Gutierrez regretted that Latinos, despite their growing population, still do not have a political voice in the city. "We don't even have a Hispanic representative in the council, and they [officials] don't even [see] that as an option."

He said Latinos in Detroit opposed the decision by Emergency Manager Kevyn Orr to file for bankruptcy. The decision to file for bankruptcy, Gutierrez said, may have been different if the city had a Latino representative.

A boon in a time of bankruptcy

In the Arab-American community, some view the city's bankruptcy filing as the right time to acquire properties, as real estate prices have plummeted in recent years.

"I have seen Arab immigrants buying houses," said Rasheed Alnozili, publisher of the monthly Yemeni American News. "You can get a house for $10,000. I have friends and relatives who even bought four houses and lots."

Arab Americans make up at least 200,000 of metro Detroit's population, and produces almost $8 billion in salaries and earnings, according to a 2007 Wayne State University study.

Over the last decade, an influx of Arab immigrants into Detroit has boosted businesses such as gas stations, liquor stores, apparel and convenience shops. A 2010 report of the American Arab Chamber of Commerce found that more than 15,000 businesses in metro Detroit are owned by Arab Americans.

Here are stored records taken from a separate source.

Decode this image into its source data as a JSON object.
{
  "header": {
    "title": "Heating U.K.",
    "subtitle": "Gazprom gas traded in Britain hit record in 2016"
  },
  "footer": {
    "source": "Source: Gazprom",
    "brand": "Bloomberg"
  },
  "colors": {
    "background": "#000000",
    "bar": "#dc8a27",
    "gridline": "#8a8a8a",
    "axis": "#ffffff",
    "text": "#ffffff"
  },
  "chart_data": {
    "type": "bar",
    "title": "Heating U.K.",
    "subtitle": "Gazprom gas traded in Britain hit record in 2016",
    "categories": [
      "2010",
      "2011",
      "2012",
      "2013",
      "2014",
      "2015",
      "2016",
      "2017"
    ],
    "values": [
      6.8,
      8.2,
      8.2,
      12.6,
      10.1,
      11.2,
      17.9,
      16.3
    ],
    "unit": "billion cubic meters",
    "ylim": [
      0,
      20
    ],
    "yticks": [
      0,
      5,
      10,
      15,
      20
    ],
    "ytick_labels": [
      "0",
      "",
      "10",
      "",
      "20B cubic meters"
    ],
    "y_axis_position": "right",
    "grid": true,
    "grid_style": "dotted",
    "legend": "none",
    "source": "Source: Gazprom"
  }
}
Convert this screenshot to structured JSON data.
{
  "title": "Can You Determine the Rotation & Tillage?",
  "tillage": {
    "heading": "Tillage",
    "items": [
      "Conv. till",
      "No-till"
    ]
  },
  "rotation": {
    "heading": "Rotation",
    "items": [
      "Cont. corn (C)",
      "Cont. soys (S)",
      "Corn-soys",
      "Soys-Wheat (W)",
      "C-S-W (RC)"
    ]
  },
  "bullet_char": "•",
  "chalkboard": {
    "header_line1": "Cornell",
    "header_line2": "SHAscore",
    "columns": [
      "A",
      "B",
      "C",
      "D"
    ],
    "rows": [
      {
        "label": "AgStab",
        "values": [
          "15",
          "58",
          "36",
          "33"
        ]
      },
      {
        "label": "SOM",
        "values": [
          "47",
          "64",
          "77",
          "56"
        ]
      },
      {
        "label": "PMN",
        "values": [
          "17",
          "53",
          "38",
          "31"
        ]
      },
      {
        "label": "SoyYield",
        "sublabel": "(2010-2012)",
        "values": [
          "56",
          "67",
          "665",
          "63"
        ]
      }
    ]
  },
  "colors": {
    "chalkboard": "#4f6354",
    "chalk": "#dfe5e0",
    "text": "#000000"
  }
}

"Those kind of investments that immigrants are doing here would help Detroit's fast recovery," Alnozili added. "The abandoned lots could be turned into a more decent housing or commercial space."

Gina Steward, publisher and editor of the Telegram, a weekly publication that serves the African American community, said that in the black community, many are coming back to Detroit.

"Although bankruptcy seems so final, there are training opportunities out there, and African Americans are taking advantage of them," said Steward. "They are now taking classes to improve their chance of getting a job."

The Telegram has been covering "the reactions and thoughts in the black community and what can be done" in the time of bankruptcy. Many African Americans, according to Steward, do not agree that the last resort for the city was to file for Chapter 9.

"A lot [of people] in the [African American] community are not working because they just don't have the skill set that is required. Now they are taking classes," Steward said. "I just hope that companies here would stop bringing their own workers with them when they set up their business and would start offering it to local residents."